Il problema delle imprese italiane è un altro: è la difficoltà di crescere avendo a che fare con una pubblica amministrazione lenta ed inefficiente, con una fiscalità complessa e penalizzante per chi davvero investe in innovazione e ricerca, e la difficoltà a trovare giovani (giovani veri, non quarantenni) preparati e ben formati sul mercato del lavoro. Questi sono i veri problemi delle imprese, e la modifica dell’articolo 41 non servirà a cambiare molto questo stato di cose. Anche la semplificazione della complessità normativa, la razionalizzazione di autorizzazioni e controlli può essere realizzata subito, senza modifiche costituzionali. D’altronde, è proprio questo governo che ha istituito il ministero per la Semplificazione normativa. Ed è proprio quel ministro, il senatore Calderoli, che pochi mesi fa si è fatto immortalare armato d’ascia e fiamma ossidrica mentre dava fuoco alle 375 mila tra leggi e regolamenti abrogati dal suo ministero. Viene naturale chiedersi come mai tra tutte quelle migliaia di leggi non ce ne fosse nemmeno una che sia servita a rendere più semplice la vita delle imprese e dei cittadini, tanto che oggi siamo ancora a parlare di normativa asfissiante.

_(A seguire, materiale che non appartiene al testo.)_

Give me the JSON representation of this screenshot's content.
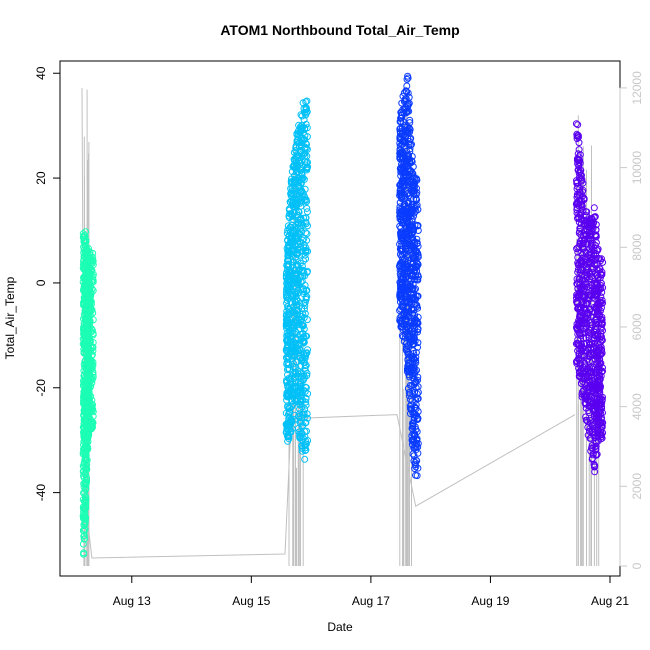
{
  "chart_data": {
    "type": "scatter",
    "title": "ATOM1 Northbound Total_Air_Temp",
    "xlabel": "Date",
    "ylabel": "Total_Air_Temp",
    "x_axis": {
      "type": "date",
      "range": [
        "2022-08-12",
        "2022-08-21"
      ],
      "ticks": [
        {
          "date": "2022-08-13",
          "label": "Aug 13"
        },
        {
          "date": "2022-08-15",
          "label": "Aug 15"
        },
        {
          "date": "2022-08-17",
          "label": "Aug 17"
        },
        {
          "date": "2022-08-19",
          "label": "Aug 19"
        },
        {
          "date": "2022-08-21",
          "label": "Aug 21"
        }
      ]
    },
    "y_axis_left": {
      "range": [
        -54,
        41
      ],
      "ticks": [
        -40,
        -20,
        0,
        20,
        40
      ],
      "tick_labels": [
        "-40",
        "-20",
        "0",
        "20",
        "40"
      ]
    },
    "y_axis_right": {
      "range": [
        0,
        12500
      ],
      "ticks": [
        0,
        2000,
        4000,
        6000,
        8000,
        10000,
        12000
      ],
      "tick_labels": [
        "0",
        "2000",
        "4000",
        "6000",
        "8000",
        "10000",
        "12000"
      ],
      "color": "#c8c8c8"
    },
    "series": [
      {
        "color": "#1cffb4",
        "points": [
          {
            "x": "2022-08-12T04:30",
            "y_min": -53,
            "y_max": 10
          },
          {
            "x": "2022-08-12T05:00",
            "y_min": -50,
            "y_max": 9
          },
          {
            "x": "2022-08-12T05:30",
            "y_min": -45,
            "y_max": 10
          },
          {
            "x": "2022-08-12T06:00",
            "y_min": -35,
            "y_max": 8
          },
          {
            "x": "2022-08-12T06:30",
            "y_min": -30,
            "y_max": 7
          },
          {
            "x": "2022-08-12T07:00",
            "y_min": -28,
            "y_max": 6
          }
        ]
      },
      {
        "color": "#00c0f8",
        "points": [
          {
            "x": "2022-08-15T14:00",
            "y_min": -32,
            "y_max": 6
          },
          {
            "x": "2022-08-15T15:00",
            "y_min": -30,
            "y_max": 14
          },
          {
            "x": "2022-08-15T16:30",
            "y_min": -28,
            "y_max": 22
          },
          {
            "x": "2022-08-15T18:00",
            "y_min": -25,
            "y_max": 28
          },
          {
            "x": "2022-08-15T19:30",
            "y_min": -30,
            "y_max": 32
          },
          {
            "x": "2022-08-15T21:00",
            "y_min": -34,
            "y_max": 35
          }
        ]
      },
      {
        "color": "#0a3cff",
        "points": [
          {
            "x": "2022-08-17T11:30",
            "y_min": -9,
            "y_max": 30
          },
          {
            "x": "2022-08-17T12:30",
            "y_min": -10,
            "y_max": 35
          },
          {
            "x": "2022-08-17T14:00",
            "y_min": -12,
            "y_max": 38
          },
          {
            "x": "2022-08-17T15:00",
            "y_min": -20,
            "y_max": 40
          },
          {
            "x": "2022-08-17T16:30",
            "y_min": -30,
            "y_max": 25
          },
          {
            "x": "2022-08-17T17:30",
            "y_min": -37,
            "y_max": 20
          }
        ]
      },
      {
        "color": "#5a00f0",
        "points": [
          {
            "x": "2022-08-20T10:30",
            "y_min": -15,
            "y_max": 33
          },
          {
            "x": "2022-08-20T12:00",
            "y_min": -20,
            "y_max": 25
          },
          {
            "x": "2022-08-20T14:00",
            "y_min": -25,
            "y_max": 15
          },
          {
            "x": "2022-08-20T16:00",
            "y_min": -32,
            "y_max": 12
          },
          {
            "x": "2022-08-20T18:00",
            "y_min": -37,
            "y_max": 15
          },
          {
            "x": "2022-08-20T19:30",
            "y_min": -30,
            "y_max": 5
          }
        ]
      }
    ],
    "secondary_line": {
      "color": "#c0c0c0",
      "axis": "right",
      "points": [
        {
          "x": "2022-08-12T04:00",
          "y": 12000
        },
        {
          "x": "2022-08-12T04:30",
          "y": 6000
        },
        {
          "x": "2022-08-12T05:30",
          "y": 3500
        },
        {
          "x": "2022-08-12T06:30",
          "y": 1000
        },
        {
          "x": "2022-08-12T08:00",
          "y": 200
        },
        {
          "x": "2022-08-15T13:30",
          "y": 300
        },
        {
          "x": "2022-08-15T16:00",
          "y": 3700
        },
        {
          "x": "2022-08-17T10:30",
          "y": 3800
        },
        {
          "x": "2022-08-17T18:00",
          "y": 1500
        },
        {
          "x": "2022-08-20T10:00",
          "y": 3800
        }
      ]
    },
    "grid": false,
    "legend": "none"
  }
}
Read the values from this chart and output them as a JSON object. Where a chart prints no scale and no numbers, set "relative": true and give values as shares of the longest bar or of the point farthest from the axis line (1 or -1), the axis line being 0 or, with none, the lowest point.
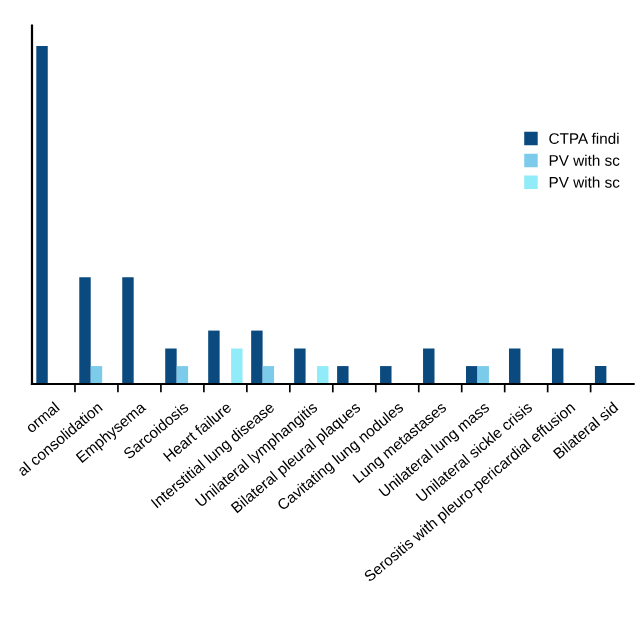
{
  "chart_data": {
    "type": "bar",
    "relative": true,
    "categories": [
      "ormal",
      "al consolidation",
      "Emphysema",
      "Sarcoidosis",
      "Heart failure",
      "Interstitial lung disease",
      "Unilateral lymphangitis",
      "Bilateral pleural plaques",
      "Cavitating lung nodules",
      "Lung metastases",
      "Unilateral lung mass",
      "Unilateral sickle crisis",
      "Serositis with pleuro-pericardial effusion",
      "Bilateral sid"
    ],
    "series": [
      {
        "name": "CTPA findi",
        "color": "#0b4a7e",
        "values": [
          1,
          0.316,
          0.316,
          0.105,
          0.158,
          0.158,
          0.105,
          0.053,
          0.053,
          0.105,
          0.053,
          0.105,
          0.105,
          0.053
        ]
      },
      {
        "name": "PV with sc",
        "color": "#7ccbea",
        "values": [
          null,
          0.053,
          null,
          0.053,
          null,
          0.053,
          null,
          null,
          null,
          null,
          0.053,
          null,
          null,
          null
        ]
      },
      {
        "name": "PV with sc",
        "color": "#90ecf8",
        "values": [
          null,
          null,
          null,
          null,
          0.105,
          null,
          0.053,
          null,
          null,
          null,
          null,
          null,
          null,
          null
        ]
      }
    ],
    "tick_labels": "x",
    "legend": "right",
    "grid": false
  }
}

Ecco, potremmo ripartire da lì, dal rilancio di una semplificazione normativa più mirata e selettiva, in modo da andare più incontro alle esigenze di aziende e cittadini. E da una riorganizzazione delle procedure e degli adempimenti burocratici per le imprese, per esempio realizzando in modo capillare su tutto il territorio gli sportelli unici per le attività produttive, istituiti per legge dodici anni fa ma nella realtà ancora largamente incompiuti, o, quando esistenti, raramente accompagnati dalle necessarie semplificazioni amministrative e dalla necessaria formazione del personale. Per realizzare tutto questo non è necessario creare una nuova Costituzione. Magari un nuovo ministro sì, potrebbe servire, visto che il ministro per le Attività produttive si è dimesso quasi due mesi fa e ancora non si è trovato un sostituto.
Insomma, se l’obiettivo è rilanciare la competitività del nostro Paese, investire tempo ed energie per modificare la Costituzione potrebbe non essere la strategia più efficace. Ci sono molte altre cose più incisive e fattibili subito che possono servire assai meglio a questo scopo. Se poi l’obiettivo è un altro, allora è un altro discorso.